Officially, all instruction takes place in the respective school’s LMS. Three of the four use Canvas at one school with either Blackboard or Brightspace at another. The fourth, who teaches the concurrent credit classes, uses Blackboard and Google Classroom. She applauded the ability to use Google Meet within Google Classroom when synchronous meetings were necessary. Notably, she’s a Google Certified Educator, a certification she acquired on her on time/dime.

 

All four interviewees agreed that despite the shift to remote teaching, their schools have not provided any additional support/access. One interviewee explained that funds are limited even for full-time professors and that one of his institutions will not allow recurring charges so ed-tech subscriptions aren’t allowed.

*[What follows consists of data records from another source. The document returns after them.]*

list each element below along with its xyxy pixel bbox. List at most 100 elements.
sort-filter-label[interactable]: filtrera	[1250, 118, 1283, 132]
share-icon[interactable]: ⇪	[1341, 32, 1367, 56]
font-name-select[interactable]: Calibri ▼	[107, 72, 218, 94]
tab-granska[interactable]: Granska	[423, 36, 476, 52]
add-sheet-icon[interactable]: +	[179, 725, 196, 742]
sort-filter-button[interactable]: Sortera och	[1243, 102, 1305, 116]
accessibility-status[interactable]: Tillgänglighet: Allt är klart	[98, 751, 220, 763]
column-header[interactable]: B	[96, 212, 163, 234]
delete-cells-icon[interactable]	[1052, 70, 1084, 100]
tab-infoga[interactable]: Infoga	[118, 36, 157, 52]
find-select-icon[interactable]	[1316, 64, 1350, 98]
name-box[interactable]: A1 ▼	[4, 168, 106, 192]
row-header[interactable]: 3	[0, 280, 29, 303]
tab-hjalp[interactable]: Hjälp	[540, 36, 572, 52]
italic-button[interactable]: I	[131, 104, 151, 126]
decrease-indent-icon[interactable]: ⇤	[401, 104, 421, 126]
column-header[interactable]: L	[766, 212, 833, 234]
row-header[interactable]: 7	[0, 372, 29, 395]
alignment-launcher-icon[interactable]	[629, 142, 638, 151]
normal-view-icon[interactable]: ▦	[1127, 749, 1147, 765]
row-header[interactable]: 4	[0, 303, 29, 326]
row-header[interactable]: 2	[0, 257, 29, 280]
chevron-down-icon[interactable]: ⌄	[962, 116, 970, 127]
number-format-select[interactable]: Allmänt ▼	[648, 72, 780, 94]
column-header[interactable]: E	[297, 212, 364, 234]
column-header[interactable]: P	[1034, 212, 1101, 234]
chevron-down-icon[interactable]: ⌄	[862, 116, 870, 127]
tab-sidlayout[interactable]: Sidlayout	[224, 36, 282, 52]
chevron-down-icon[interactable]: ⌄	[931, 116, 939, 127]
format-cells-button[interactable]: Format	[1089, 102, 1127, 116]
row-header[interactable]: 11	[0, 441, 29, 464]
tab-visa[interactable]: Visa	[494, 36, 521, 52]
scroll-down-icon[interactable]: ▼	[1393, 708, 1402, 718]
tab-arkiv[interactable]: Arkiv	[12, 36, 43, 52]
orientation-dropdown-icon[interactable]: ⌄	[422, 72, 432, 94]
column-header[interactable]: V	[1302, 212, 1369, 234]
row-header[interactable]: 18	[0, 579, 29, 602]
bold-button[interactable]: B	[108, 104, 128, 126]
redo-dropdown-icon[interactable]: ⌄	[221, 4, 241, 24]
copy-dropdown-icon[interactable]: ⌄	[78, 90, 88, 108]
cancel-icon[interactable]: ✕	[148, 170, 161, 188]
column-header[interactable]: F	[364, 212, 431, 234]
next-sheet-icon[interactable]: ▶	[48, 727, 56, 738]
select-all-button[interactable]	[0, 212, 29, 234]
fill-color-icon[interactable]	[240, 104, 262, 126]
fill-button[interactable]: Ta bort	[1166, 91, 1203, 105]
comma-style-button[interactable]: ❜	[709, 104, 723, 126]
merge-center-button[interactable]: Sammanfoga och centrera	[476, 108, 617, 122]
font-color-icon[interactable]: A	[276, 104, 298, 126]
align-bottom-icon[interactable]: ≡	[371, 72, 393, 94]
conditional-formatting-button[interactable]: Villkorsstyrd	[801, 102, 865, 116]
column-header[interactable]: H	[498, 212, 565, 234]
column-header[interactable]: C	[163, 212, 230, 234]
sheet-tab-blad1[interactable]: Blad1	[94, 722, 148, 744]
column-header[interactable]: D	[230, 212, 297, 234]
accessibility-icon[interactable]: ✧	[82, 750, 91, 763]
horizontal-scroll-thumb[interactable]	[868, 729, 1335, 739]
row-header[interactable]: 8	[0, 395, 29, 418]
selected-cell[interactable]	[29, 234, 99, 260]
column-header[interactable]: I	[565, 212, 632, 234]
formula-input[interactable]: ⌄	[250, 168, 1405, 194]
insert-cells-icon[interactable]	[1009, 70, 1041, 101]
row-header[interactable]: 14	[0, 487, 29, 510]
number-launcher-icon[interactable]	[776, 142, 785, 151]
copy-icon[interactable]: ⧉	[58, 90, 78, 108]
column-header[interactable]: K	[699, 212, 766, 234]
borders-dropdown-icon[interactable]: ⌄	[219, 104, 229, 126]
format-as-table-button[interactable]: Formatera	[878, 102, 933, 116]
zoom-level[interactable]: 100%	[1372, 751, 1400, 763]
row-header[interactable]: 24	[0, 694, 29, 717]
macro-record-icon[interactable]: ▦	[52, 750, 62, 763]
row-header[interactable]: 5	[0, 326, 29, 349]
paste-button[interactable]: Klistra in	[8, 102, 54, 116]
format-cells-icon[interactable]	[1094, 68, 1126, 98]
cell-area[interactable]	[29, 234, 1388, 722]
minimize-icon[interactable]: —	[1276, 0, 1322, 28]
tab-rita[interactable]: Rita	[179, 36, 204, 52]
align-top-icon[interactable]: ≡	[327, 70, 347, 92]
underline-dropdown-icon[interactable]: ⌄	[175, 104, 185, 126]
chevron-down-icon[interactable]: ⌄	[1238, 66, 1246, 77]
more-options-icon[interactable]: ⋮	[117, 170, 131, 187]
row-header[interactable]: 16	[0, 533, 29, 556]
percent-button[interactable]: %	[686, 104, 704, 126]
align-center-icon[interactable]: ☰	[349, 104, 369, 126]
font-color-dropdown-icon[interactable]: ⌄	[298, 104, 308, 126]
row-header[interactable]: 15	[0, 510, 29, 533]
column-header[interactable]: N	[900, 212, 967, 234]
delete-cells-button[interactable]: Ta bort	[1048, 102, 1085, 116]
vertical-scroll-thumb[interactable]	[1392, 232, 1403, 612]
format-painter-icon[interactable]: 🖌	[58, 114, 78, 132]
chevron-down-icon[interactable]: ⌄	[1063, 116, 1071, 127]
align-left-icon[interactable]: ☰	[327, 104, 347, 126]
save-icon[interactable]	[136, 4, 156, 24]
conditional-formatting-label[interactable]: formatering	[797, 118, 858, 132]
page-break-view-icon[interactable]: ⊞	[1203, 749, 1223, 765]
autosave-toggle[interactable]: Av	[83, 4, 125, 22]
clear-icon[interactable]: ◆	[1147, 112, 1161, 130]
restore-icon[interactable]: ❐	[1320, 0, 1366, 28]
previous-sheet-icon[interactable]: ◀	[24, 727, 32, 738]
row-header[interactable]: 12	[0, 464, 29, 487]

He also mentioned that he asked for support as an adjunct once and was given a “hard no.” Another interviewee explained that when he asked for permission to share the content of a course he helped develop, the process was a “struggle.” Finally, another explained that remote adjuncts “kind of get lost” in our institutions.

Conclusion: Teaching is Worth It

Despite acknowledging the struggles of teaching in less than ideal circumstances, all four interviewees seemed excited to talk about their classes and the act of teaching itself. They all seemed to approach the profession of teaching as doing a service and even to have embraced teaching online as a means to improve literacy, engagement, and relationships.